Victory for minority shareholders as court rules in favour of Brait Funds and the SRP

Minority shareholders achieved a milestone victory when Mr Justice Frans Malan ruled on Friday, 28 August 2009, in favour of Brait and the Securities Regulation Panel's opposition to a scheme of arrangement that would have resulted in the delisting of Verimark from the JSE. Business law firm, Cliffe Dekker Hofmeyr acted for Brait in the matter.

The trustees of the Brait Ruby Fund and the Brait Multi Strategy Fund, minority shareholders in Verimark, joined the Securities Regulation Panel recently in opposing the sanctioning of a scheme of arrangement proposed by the majority shareholders of Verimark.

The majority shareholders of Verimark had offered to buy out the minorities as part of a strategy to delist Verimark from the JSE. Those majority shareholders erroneously believed that they were entitled to vote in their own scheme and pursued an application to court for the sanctioning of the scheme of arrangement, despite the fact that 69.1% of the minority shareholders were opposed to the scheme.

Brait's lawyers, Cliffe Dekker Hofmeyr, said they thought the judgement had vindicated the Brait Funds strong opposition to the scheme.

According to Ian Hayes, national director of the firm's corporate and commercial practice, "The ruling is a great victory for minority shareholders in Verimark specifically and for minority shareholders generally."
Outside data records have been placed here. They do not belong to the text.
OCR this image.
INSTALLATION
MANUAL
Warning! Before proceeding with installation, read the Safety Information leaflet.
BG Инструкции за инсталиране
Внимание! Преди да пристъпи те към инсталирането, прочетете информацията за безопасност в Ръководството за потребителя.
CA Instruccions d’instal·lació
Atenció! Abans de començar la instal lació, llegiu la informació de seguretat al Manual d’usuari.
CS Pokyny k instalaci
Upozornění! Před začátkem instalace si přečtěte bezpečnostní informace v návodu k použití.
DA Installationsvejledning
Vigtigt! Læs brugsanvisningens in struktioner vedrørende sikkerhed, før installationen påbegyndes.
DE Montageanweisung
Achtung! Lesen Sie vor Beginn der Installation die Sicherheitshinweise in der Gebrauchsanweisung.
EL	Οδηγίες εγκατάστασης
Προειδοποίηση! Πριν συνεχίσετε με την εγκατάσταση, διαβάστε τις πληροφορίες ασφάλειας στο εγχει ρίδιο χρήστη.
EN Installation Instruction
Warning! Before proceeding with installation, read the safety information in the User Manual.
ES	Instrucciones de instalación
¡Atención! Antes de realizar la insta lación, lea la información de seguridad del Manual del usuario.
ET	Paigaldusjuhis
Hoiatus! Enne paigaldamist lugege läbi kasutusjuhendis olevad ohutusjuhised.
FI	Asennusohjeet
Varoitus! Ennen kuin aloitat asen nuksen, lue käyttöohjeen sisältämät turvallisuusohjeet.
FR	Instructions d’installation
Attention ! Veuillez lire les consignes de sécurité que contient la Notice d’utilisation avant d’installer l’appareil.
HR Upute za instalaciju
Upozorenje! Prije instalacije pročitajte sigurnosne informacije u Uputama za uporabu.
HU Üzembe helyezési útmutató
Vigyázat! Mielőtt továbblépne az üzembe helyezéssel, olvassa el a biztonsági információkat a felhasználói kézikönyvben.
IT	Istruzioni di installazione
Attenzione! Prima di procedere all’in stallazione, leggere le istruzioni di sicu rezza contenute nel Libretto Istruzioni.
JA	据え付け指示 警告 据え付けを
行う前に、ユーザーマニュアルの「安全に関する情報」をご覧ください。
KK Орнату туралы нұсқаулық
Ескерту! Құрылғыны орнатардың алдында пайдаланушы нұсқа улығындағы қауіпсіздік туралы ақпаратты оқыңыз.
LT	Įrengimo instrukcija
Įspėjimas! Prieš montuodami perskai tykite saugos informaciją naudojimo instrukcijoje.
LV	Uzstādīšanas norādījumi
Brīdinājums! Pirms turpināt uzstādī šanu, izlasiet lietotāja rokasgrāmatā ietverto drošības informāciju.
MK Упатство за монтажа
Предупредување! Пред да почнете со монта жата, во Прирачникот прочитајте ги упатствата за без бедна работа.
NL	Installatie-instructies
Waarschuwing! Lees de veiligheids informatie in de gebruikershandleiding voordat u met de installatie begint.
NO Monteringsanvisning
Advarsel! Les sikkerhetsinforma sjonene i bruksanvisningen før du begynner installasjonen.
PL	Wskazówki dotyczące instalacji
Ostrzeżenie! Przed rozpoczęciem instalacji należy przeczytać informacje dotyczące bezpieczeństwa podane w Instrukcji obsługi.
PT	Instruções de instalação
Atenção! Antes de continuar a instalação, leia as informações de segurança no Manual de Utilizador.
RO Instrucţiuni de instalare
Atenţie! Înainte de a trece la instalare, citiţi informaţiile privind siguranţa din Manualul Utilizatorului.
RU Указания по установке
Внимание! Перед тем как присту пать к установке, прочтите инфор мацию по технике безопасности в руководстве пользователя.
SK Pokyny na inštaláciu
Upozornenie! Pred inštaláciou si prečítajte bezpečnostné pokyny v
He said that although the new Companies Act will prevent a situation like this arising in the future, it was particularly gratifying that in reaching his decision, Judge Malan took care to analyse all of the relevant law in order to achieve what is clearly a carefully reasoned and sound conclusion.

In his judgement in the South Gauteng High Court, Judge Malan found that the offer, on a true analysis, was made only to the minority shareholders and only the minority shareholders should have been allowed to vote on it.

He accordingly dismissed the application for the sanctioning of the scheme of arrangement with costs.

The issue that the High Court was called upon to decide was whether, in a scheme of arrangement in terms of Section 311 of the Companies Act, the proposer of the scheme and parties unaffected by the scheme, should be entitled to vote in a single scheme meeting. Although the law on this matter, prior to this judgement, has not been settled, it has been generally accepted that only the recipients of an offer in a scheme of arrangement are entitled to vote on that offer.

Judge Malan has now settled this question and our law is now clear that an offeror is not entitled to vote on its own offer and the only parties entitled to vote are those parties to whom the offer is directed.